On July 18, 2018, the NYC Temporary Schedule Change Law
officially took effect.
Failing to comply with the new law could result in penalties and fines for employers in New York City, which is why it is critical for business leaders to understand the new law and what is required of them.
What Does the New Law Mean for Employers in New York City?
The new law requires employers
to provide two temporary schedule changes to their employees, as long as they are for qualifying events.
Employees can use their two allotted changes for the following requests:
- A limited change to an employee’s scheduled hours
- A temporary change to the employee’s work location
- Using paid time off
- Asking to work remotely
- Seeking to swap shifts with a co-worker
- Permission to use short-term unpaid leave
However, only certain personal events qualify for use of temporary schedule changes under the new law. The three main events are:
- To provide care to a minor or to someone living in the caregiver’s house who relies on the caregiver for medical care or the needs of daily living
- To attend a legal hearing where the employee, a family member, or the employee’s care recipient is a party
- To attend to any circumstances that would constitute a basis for use of safe time or sick time under the New York City Earned Sick and Safe Time Act
Employers are only obligated to grant their employees two temporary schedule changes per calendar year for up to one business day per request. Employers can deny a request only if the employee has used both of their temporary changes or if an exemption applies to the request.
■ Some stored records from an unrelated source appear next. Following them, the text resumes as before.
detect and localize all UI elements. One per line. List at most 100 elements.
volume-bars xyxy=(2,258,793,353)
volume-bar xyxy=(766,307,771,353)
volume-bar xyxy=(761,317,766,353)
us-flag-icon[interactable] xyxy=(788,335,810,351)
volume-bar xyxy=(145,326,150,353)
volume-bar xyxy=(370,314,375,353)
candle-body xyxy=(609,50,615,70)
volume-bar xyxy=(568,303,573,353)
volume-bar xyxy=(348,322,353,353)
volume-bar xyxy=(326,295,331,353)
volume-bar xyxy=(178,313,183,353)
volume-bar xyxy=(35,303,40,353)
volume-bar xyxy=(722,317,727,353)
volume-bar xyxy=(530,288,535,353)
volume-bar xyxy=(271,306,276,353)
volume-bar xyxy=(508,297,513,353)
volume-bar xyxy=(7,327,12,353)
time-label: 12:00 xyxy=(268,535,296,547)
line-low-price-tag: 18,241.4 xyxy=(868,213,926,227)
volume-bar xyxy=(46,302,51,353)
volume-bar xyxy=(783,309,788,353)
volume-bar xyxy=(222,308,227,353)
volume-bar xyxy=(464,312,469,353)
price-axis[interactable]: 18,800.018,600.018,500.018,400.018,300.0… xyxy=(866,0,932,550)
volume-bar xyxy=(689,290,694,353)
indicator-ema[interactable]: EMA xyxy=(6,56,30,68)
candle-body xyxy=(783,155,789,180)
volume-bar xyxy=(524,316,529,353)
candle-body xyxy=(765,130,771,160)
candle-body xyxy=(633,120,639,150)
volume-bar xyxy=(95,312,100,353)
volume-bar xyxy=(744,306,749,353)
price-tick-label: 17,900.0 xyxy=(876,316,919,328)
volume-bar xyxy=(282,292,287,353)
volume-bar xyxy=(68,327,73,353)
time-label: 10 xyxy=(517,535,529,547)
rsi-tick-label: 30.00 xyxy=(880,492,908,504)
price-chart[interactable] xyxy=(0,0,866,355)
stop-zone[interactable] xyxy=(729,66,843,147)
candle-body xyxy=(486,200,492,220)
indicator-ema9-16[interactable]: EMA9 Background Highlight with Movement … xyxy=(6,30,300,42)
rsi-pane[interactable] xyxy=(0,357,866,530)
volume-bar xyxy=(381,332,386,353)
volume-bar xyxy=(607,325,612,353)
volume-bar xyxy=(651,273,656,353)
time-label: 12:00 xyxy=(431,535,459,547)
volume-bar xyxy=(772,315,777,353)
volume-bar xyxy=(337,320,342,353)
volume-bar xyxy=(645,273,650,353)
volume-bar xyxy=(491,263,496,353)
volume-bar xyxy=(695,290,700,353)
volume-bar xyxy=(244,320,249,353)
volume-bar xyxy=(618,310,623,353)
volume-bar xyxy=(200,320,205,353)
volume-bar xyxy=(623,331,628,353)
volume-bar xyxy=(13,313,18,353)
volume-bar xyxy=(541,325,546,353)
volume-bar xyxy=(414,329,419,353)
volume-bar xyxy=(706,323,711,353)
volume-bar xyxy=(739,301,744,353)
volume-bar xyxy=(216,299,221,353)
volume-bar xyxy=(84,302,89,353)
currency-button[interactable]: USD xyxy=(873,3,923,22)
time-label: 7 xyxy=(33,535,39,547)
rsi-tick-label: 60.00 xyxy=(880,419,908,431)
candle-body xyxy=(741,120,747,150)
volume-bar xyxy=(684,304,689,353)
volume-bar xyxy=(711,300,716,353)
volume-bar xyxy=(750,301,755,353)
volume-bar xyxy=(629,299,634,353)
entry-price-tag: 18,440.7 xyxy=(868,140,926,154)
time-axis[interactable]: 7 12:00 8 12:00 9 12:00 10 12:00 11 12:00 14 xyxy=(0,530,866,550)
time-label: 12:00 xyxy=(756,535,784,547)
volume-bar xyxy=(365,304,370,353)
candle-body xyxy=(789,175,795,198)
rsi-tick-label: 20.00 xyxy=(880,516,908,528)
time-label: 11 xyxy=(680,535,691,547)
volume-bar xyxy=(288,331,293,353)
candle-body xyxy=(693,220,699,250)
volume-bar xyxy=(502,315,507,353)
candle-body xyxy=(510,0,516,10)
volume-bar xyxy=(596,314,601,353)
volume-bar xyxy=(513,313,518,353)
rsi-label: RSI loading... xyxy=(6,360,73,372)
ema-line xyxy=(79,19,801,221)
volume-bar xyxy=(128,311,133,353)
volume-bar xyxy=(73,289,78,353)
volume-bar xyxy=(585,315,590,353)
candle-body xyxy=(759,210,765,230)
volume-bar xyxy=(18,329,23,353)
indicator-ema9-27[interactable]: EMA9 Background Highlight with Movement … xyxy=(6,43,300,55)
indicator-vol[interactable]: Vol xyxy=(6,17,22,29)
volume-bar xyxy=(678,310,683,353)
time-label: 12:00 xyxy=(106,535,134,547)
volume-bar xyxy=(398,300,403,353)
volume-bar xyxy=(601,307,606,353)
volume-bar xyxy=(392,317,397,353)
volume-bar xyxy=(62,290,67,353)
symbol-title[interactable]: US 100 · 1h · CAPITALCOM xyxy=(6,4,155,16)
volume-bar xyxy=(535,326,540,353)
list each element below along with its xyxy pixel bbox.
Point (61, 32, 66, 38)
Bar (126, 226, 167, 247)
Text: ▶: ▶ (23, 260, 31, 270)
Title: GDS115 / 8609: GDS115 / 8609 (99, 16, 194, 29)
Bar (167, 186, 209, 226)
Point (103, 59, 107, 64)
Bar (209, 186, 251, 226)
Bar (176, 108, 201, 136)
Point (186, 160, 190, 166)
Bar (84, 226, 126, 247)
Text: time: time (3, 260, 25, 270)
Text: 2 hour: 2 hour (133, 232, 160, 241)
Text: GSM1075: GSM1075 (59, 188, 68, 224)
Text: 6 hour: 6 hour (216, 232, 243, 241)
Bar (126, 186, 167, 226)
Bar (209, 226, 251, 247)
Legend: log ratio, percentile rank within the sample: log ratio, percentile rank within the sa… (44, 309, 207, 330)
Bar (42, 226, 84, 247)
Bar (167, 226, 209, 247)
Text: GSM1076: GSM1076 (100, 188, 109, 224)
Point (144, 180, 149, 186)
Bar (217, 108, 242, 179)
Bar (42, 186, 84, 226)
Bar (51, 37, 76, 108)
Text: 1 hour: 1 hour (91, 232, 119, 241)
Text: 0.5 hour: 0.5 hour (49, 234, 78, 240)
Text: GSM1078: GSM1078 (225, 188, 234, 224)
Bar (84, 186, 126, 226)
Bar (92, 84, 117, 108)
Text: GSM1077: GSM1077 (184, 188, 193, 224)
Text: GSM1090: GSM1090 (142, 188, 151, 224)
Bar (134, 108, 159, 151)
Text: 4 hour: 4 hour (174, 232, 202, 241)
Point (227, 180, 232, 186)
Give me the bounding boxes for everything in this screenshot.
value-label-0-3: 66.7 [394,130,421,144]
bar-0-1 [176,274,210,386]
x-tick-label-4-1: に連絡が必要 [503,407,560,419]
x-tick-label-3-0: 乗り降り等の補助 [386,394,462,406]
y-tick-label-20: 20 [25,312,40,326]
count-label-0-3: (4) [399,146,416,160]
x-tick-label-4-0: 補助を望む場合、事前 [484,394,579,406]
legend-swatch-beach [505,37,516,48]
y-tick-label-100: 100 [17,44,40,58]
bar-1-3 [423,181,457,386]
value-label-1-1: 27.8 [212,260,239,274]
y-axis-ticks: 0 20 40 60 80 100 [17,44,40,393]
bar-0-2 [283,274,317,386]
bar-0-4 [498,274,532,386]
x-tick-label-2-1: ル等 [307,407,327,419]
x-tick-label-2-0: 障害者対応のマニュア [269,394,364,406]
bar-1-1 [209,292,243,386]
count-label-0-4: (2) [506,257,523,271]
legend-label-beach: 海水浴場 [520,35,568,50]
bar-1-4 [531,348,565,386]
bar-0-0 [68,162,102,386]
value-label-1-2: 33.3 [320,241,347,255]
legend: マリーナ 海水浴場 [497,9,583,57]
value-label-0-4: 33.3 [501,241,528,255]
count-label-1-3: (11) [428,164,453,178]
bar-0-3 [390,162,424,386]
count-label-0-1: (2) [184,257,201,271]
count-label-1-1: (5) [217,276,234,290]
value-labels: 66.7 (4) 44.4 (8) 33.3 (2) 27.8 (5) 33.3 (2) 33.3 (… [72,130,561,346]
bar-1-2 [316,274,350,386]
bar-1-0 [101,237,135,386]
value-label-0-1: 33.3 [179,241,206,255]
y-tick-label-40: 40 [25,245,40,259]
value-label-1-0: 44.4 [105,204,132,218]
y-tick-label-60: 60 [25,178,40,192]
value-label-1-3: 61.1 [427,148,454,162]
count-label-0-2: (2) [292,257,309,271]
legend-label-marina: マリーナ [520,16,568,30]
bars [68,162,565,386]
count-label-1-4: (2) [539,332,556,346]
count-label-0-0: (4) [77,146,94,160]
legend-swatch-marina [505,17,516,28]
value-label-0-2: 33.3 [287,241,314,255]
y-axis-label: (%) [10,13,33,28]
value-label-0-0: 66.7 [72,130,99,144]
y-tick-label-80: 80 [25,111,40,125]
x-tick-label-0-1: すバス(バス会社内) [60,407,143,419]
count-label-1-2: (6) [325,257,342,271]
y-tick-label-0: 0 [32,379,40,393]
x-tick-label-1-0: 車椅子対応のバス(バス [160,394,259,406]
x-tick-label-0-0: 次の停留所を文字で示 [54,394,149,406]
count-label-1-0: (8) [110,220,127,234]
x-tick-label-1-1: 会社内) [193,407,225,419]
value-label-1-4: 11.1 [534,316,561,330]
Are There Exemptions Under the Law, and What Are The Penalties for Employers?
The NYC Temporary Schedule Change Law does not apply to employees who:
- Are covered by a collective bargaining agreement that waives coverage and addresses scheduling changes
- Have yet to work for 120 days or who do not work at least 80 hours in NYC in a calendar year
- Perform manual or non-office work in the motion picture and television industries
As with all employment-related legislation, employers can face penalties for not complying with the law.
New York City employers who fail to comply could be subject to a $500 fine for each violation, in addition to compensatory damages and penalties under the NYC Fair Workweek Law.
What Should Employers Do Now That the Law Is In Effect?
With the Temporary Schedule Change Law now in effect, employers who operate in New York City need to review their paid time off policies to make sure that they don’t violate any provisions in the new law.
It may also be worth the time to train business leaders and managers about the law so that they fully understand it, what requests fall under the law, and how to properly handle any requests that do come in from employees.
Doing so will help employers stay compliant and avoid any penalties associated with the Temporary Schedule Change Law.
Keep Up With New York and New York City Legislation News
New York and NYC have seen numerous employment legislation take effect already in 2018.
Laws around workplace sexual harassment
, paid sick and safe time leave, paid family leave
, and others are now on the books.
Employers in New York and New York City should stay up-to-date with all of the latest news surrounding future employment law changes and consult HR experts (if needed) to prepare for and ensure compliance once a law takes effect.
Doing so can save business owners money and headaches as more laws are passed in the coming years.